Former deputy PM testifies at Sanader trial

15.03.2012 u 11:30


Former Deputy Prime Minister Slobodan Uzelac testified before the Zagreb County Court on Thursday at the trial of former Prime Minister and former president of the Croatian Democratic Union (HDZ) Ivo Sanader, stressing that Sanader never exerted pressure on him regarding the vote on amendments to the shareholders' agreement with the Hungarian oil company MOL which took over the majority stock package in the Croatian oil company INA.

Uzelac, who testified as a witness for the defence, started his testimony by explaining the procedure by which the government adopted decisions at its sessions and at inner cabinet sessions.

Unlike the other two ministers from the Sanader government, who were questioned earlier, Damir Polancec and Ivan Suker, Uzelac said that government members did not have to vote in accordance with the prime minister's expectations.

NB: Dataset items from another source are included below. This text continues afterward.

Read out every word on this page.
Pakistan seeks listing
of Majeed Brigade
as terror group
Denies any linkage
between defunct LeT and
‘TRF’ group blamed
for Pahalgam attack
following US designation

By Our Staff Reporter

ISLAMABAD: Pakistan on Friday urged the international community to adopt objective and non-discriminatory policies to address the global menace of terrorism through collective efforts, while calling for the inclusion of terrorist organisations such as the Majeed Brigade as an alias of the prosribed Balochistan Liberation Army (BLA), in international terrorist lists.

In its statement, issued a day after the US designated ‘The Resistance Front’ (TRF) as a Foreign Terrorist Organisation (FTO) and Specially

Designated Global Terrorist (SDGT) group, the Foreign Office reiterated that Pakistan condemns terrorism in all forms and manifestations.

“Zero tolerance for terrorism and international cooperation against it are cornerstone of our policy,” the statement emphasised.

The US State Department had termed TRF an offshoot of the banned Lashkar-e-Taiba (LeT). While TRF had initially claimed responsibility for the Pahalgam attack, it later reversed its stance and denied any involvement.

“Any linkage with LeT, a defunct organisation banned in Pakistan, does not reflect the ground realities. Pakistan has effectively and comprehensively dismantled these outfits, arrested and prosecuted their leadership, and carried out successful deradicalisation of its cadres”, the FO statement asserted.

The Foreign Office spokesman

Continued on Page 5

"I remember that I voted differently than other members of the cabinet," Uzelac said, adding however that he voted the same as other ministers on amendments to the shareholders' agreement with MOL by which the Hungarian company assumed a majority stake in INA.

"I made this decision after thinking it through and of course nobody, not even the then prime minister, exerted pressure on me to vote either way," Uzelac said.

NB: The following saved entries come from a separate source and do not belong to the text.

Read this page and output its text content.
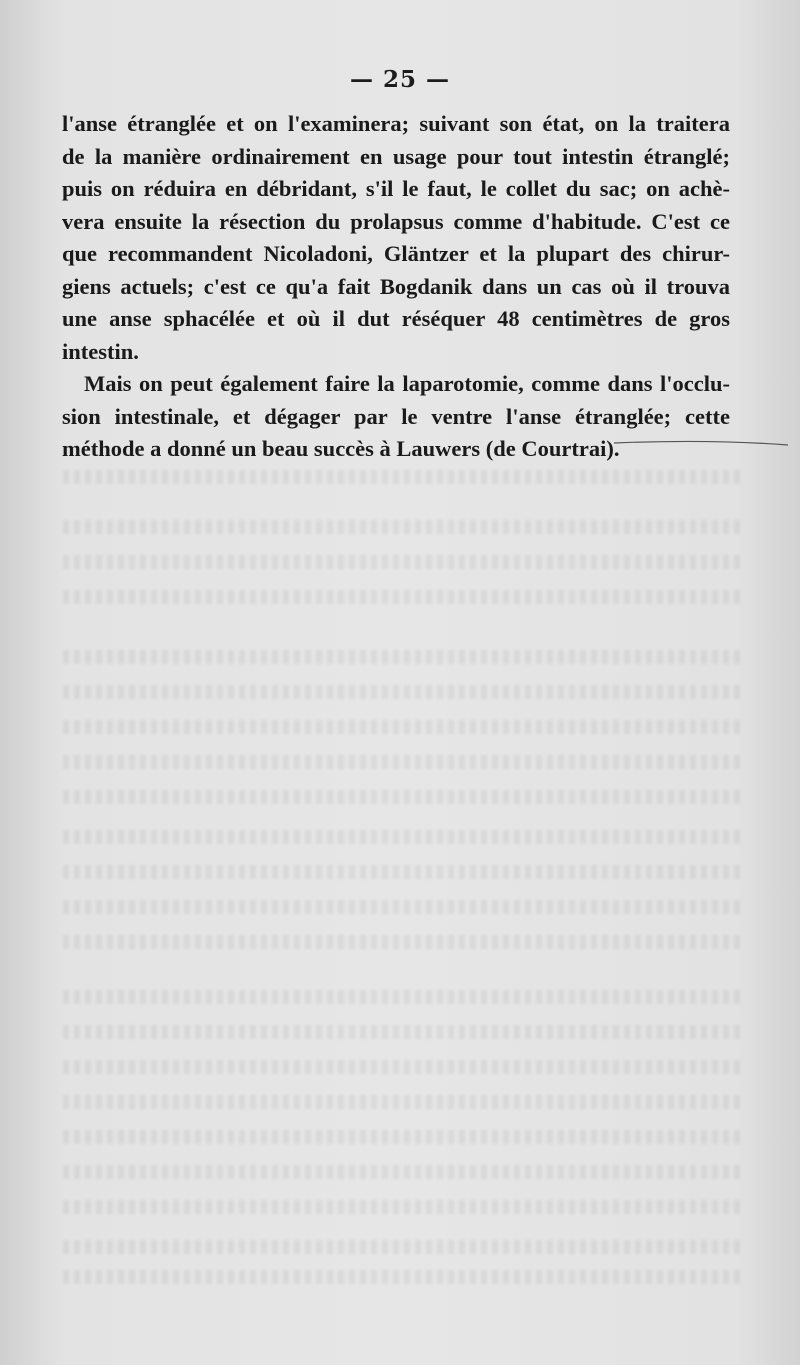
— 25 —

l'anse étranglée et on l'examinera; suivant son état, on la traitera
de la manière ordinairement en usage pour tout intestin étranglé;
puis on réduira en débridant, s'il le faut, le collet du sac; on achè-
vera ensuite la résection du prolapsus comme d'habitude. C'est ce
que recommandent Nicoladoni, Gläntzer et la plupart des chirur-
giens actuels; c'est ce qu'a fait Bogdanik dans un cas où il trouva
une anse sphacélée et où il dut réséquer 48 centimètres de gros
intestin.

Mais on peut également faire la laparotomie, comme dans l'occlu-
sion intestinale, et dégager par le ventre l'anse étranglée; cette
méthode a donné un beau succès à Lauwers (de Courtrai).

Answering to Sanader's question, Uzelac said the sessions also focused on the divestiture the gas business from INA, adding that he also voted 'yes' on that.

Uzelac said that all important issues had been discussed by the inner cabinet as well, adding that arguing was more common there than at the government sessions where comprehensive discussions were never held, except in extraordinary cases.

He added that the inner cabinet had discussed amendments to the agreement with MOL on two occasions, after the presentations held by the then Deputy Prime Minister Damir Polancec.

The witness said the changes to the agreement with MOL were also discussed at closed parts of the sessions, which were usually chaired by the then deputy president of the Croatian Democratic Union, Jadranka Kosor.

Uzelac said he did not remember if the draft amendments to the agreement with MOL were presented to the then HDZ coalition partners, as claimed by Sanader's defence.

"I don't think that the concrete proposal was presented to the partners, as it had been the case with the budget adoption. However, it is possible that it had happened without my knowledge," Uzelac said.

Sanader is accused of receiving 10 million euros in bribes to enable MOL to have a dominant position in INA and to see to it that INA's loss-making gas business is divested. Sanader is also on trial receiving a HRK 3.6 million commission from the Austrian bank after the bank approved a loan in the amount of 140 million Austrian schillings to the Croatian foreign ministry in the mid-1990s, which is why he has been charged with war profiteering because at the time, Croatia was still in a state of war.